Je ne perdrai pas de mon précieux temps à expliquer à madame Asselin ce qu'elle sait déjà mais nie pour des raisons évidentes de volonté de progression en ligne droite vers le pouvoir et de conscience que l'argent se fait plutôt rare actuellement. Quand les hommes seront reconnus comme groupe vivant des problèmes, les groupes de femmes devront partager leurs ressources. Je suis fatigué de perdre mon temps à essayer de convaincre celles qui ne veulent pas être convaincues. Je ne crois pas que nous soyons à l'heure de convaincre ni de comprendre. Nous sommes à l'heure d'affirmer et de combattre.

Les paroles de madame Asselin devraient nous faire réaliser une chose importante, nous ne pouvons pas compter sur les femmes pour améliorer notre condition. Nous devons plutôt, et c'est bien malheureux, considérer les femmes comme des ennemies. Madame Asselin est la voix des femmes, elle est une affiche grandeur de société qui nous indique dans quelle direction idéologique les femmes se sont engagées. Madame Asselin n'oserait jamais faire une telle affirmation si elle n'était pas persuadée qu'une majorité de femmes est en accord avec son opinion.

« ... les hommes ne vivent pas de problèmes en tant que groupe... »

Nous devons nous rendre à l'évidence, les femmes ne peuvent pas comprendre ce que nous vivons en tant que groupe, puisque leur présidente affirme publiquement que nous ne vivons rien. Et sincèrement, pourquoi devrions-nous exiger des femmes qu'elles comprennent?

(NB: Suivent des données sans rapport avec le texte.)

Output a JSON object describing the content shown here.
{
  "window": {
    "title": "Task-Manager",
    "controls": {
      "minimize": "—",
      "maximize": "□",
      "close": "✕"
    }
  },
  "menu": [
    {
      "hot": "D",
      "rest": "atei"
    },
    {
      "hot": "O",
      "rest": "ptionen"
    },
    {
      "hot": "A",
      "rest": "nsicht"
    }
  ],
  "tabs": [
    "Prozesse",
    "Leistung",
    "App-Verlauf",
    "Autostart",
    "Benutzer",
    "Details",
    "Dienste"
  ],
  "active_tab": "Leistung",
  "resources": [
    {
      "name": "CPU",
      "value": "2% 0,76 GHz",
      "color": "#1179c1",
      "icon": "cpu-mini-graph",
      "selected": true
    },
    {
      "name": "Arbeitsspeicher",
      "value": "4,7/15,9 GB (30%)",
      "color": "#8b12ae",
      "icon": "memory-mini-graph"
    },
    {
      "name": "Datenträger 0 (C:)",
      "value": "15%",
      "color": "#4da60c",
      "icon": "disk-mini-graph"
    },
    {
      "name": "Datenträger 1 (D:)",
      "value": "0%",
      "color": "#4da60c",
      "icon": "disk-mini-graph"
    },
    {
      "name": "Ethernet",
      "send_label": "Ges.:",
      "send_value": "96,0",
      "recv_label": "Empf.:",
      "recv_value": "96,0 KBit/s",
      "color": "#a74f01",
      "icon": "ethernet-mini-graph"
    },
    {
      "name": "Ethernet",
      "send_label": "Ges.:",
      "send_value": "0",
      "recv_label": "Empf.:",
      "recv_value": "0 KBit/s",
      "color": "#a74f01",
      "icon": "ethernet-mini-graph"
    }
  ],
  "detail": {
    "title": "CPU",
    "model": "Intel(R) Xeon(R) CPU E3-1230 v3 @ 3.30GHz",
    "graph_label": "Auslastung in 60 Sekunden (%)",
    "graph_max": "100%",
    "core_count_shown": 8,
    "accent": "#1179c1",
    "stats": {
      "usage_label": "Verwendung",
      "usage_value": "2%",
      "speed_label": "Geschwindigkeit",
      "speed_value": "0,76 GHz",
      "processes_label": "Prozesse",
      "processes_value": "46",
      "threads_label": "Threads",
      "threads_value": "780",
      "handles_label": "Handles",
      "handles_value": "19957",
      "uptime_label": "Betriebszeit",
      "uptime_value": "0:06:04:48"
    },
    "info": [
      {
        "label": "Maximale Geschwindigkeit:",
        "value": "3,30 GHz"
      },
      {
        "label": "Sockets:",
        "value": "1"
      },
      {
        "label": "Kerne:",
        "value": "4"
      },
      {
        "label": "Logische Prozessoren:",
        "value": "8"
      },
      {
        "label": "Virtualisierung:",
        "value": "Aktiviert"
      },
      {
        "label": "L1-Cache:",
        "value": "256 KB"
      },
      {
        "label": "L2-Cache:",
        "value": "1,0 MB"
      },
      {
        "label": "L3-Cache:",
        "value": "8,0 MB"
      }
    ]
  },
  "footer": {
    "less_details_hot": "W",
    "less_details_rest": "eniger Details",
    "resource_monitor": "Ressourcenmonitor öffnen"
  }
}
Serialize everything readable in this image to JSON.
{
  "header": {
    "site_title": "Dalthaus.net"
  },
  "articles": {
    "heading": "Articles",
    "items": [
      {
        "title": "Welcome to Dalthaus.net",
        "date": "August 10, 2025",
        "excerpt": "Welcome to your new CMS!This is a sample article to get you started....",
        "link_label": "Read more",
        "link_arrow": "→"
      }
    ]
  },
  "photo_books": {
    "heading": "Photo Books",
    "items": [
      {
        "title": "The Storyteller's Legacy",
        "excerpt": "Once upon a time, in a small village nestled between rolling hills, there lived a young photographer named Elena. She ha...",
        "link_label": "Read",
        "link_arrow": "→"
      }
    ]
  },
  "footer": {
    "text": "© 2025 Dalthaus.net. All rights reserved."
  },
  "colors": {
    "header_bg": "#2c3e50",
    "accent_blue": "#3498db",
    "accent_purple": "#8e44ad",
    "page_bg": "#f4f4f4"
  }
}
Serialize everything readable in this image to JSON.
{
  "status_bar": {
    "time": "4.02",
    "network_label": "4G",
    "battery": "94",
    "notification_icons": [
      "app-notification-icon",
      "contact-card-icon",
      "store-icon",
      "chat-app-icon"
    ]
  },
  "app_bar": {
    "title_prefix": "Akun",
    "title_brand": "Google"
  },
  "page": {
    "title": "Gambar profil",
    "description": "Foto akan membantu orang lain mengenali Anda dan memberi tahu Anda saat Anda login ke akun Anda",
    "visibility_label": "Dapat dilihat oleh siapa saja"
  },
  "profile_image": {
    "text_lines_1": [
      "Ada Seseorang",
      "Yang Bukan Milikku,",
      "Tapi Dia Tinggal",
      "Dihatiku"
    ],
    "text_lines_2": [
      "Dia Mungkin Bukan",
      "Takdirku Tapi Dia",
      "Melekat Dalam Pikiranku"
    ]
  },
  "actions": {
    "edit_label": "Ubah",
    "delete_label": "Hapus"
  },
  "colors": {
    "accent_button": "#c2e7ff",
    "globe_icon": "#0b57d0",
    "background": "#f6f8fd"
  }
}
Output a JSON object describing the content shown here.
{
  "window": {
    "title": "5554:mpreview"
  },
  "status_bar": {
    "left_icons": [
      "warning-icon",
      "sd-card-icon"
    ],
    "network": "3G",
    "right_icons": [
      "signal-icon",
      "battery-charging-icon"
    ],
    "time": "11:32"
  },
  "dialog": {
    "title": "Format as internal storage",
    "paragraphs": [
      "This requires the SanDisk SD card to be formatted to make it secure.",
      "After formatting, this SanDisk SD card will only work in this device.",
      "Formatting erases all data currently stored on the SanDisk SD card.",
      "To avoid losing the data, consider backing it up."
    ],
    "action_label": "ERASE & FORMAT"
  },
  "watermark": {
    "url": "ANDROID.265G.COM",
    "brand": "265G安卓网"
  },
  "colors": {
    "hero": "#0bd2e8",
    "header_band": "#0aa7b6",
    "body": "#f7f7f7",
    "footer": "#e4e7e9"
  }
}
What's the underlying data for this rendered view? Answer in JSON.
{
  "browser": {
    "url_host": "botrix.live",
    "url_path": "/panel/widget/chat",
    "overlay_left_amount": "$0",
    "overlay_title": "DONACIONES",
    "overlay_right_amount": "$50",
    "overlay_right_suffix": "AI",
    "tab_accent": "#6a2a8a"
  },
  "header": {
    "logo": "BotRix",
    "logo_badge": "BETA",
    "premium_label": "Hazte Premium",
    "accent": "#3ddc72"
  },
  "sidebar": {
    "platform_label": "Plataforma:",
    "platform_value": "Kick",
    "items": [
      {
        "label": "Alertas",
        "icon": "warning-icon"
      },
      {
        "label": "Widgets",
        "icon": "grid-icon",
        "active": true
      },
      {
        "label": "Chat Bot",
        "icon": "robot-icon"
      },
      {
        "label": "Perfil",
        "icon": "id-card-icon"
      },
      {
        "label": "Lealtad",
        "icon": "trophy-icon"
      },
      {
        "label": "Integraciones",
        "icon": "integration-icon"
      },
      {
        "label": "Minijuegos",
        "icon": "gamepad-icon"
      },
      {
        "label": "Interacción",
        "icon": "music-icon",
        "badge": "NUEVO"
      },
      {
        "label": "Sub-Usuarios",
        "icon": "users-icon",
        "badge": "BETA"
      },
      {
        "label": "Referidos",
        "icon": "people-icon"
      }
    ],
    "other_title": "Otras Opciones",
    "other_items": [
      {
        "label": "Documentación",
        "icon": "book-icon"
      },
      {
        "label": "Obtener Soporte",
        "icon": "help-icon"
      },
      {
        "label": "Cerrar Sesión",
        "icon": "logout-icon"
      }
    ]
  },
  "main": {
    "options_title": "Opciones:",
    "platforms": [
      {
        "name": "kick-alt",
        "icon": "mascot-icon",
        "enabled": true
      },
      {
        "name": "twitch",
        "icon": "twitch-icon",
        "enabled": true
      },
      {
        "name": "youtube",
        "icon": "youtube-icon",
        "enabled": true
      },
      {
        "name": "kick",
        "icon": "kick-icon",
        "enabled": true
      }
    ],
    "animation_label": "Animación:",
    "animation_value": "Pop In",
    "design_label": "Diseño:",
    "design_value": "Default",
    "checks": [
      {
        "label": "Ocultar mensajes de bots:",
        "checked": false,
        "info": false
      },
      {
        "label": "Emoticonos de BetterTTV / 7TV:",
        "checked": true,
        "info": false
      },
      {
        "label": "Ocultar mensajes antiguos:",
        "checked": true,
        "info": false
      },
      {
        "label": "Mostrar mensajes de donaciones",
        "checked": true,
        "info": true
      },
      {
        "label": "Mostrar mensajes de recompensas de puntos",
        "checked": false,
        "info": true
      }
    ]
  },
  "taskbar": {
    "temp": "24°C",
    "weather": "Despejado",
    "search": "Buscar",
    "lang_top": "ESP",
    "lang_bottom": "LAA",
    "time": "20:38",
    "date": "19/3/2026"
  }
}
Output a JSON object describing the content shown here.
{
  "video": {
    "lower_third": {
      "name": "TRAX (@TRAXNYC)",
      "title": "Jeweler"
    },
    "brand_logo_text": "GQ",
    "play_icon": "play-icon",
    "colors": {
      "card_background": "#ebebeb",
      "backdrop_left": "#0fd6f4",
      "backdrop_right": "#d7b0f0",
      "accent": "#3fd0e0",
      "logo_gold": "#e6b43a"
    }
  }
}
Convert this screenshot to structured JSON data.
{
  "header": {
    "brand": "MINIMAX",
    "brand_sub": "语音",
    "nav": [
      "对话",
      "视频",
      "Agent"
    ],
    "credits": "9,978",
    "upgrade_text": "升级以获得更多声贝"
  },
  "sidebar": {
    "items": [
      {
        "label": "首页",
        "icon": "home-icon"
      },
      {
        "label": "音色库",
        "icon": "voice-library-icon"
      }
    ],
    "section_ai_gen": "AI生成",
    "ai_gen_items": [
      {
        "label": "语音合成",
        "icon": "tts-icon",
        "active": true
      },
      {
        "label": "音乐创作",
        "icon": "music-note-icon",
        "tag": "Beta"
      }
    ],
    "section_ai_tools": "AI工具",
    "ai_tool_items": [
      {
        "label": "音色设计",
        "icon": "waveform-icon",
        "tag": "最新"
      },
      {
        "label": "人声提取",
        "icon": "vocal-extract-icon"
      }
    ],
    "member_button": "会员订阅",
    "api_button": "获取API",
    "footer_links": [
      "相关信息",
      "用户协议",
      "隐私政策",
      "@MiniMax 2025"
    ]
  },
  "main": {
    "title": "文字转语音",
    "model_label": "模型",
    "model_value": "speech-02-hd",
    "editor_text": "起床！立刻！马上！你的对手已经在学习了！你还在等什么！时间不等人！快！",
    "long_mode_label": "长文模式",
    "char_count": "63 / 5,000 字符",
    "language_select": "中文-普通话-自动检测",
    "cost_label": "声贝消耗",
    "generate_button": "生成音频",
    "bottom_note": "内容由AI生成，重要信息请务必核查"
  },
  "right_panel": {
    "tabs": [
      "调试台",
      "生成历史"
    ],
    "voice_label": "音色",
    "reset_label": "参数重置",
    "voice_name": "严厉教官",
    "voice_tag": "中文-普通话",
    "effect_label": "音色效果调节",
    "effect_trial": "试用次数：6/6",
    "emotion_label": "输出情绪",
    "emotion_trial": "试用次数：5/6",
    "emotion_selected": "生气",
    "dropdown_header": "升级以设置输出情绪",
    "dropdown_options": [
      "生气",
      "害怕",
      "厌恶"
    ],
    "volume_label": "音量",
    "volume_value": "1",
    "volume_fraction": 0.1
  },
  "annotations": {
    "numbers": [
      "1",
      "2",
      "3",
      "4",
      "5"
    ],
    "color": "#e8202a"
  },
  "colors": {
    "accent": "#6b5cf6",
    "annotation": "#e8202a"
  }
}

Pourquoi devrions-nous « quêter » leur appui? Pourquoi faudrait-il obtenir leur autorisation pour que la société s'adapte et répondre plus adéquatement à nos besoins et nos intérêts en tant que groupe? Qu'elles acceptent serait amplement suffisant mais illusoire. Qu'elles perdent une guerre ne devrait pas être nécessaire mais ça arrivera.

« ... les hommes ne vivent pas de problèmes en tant que groupe... »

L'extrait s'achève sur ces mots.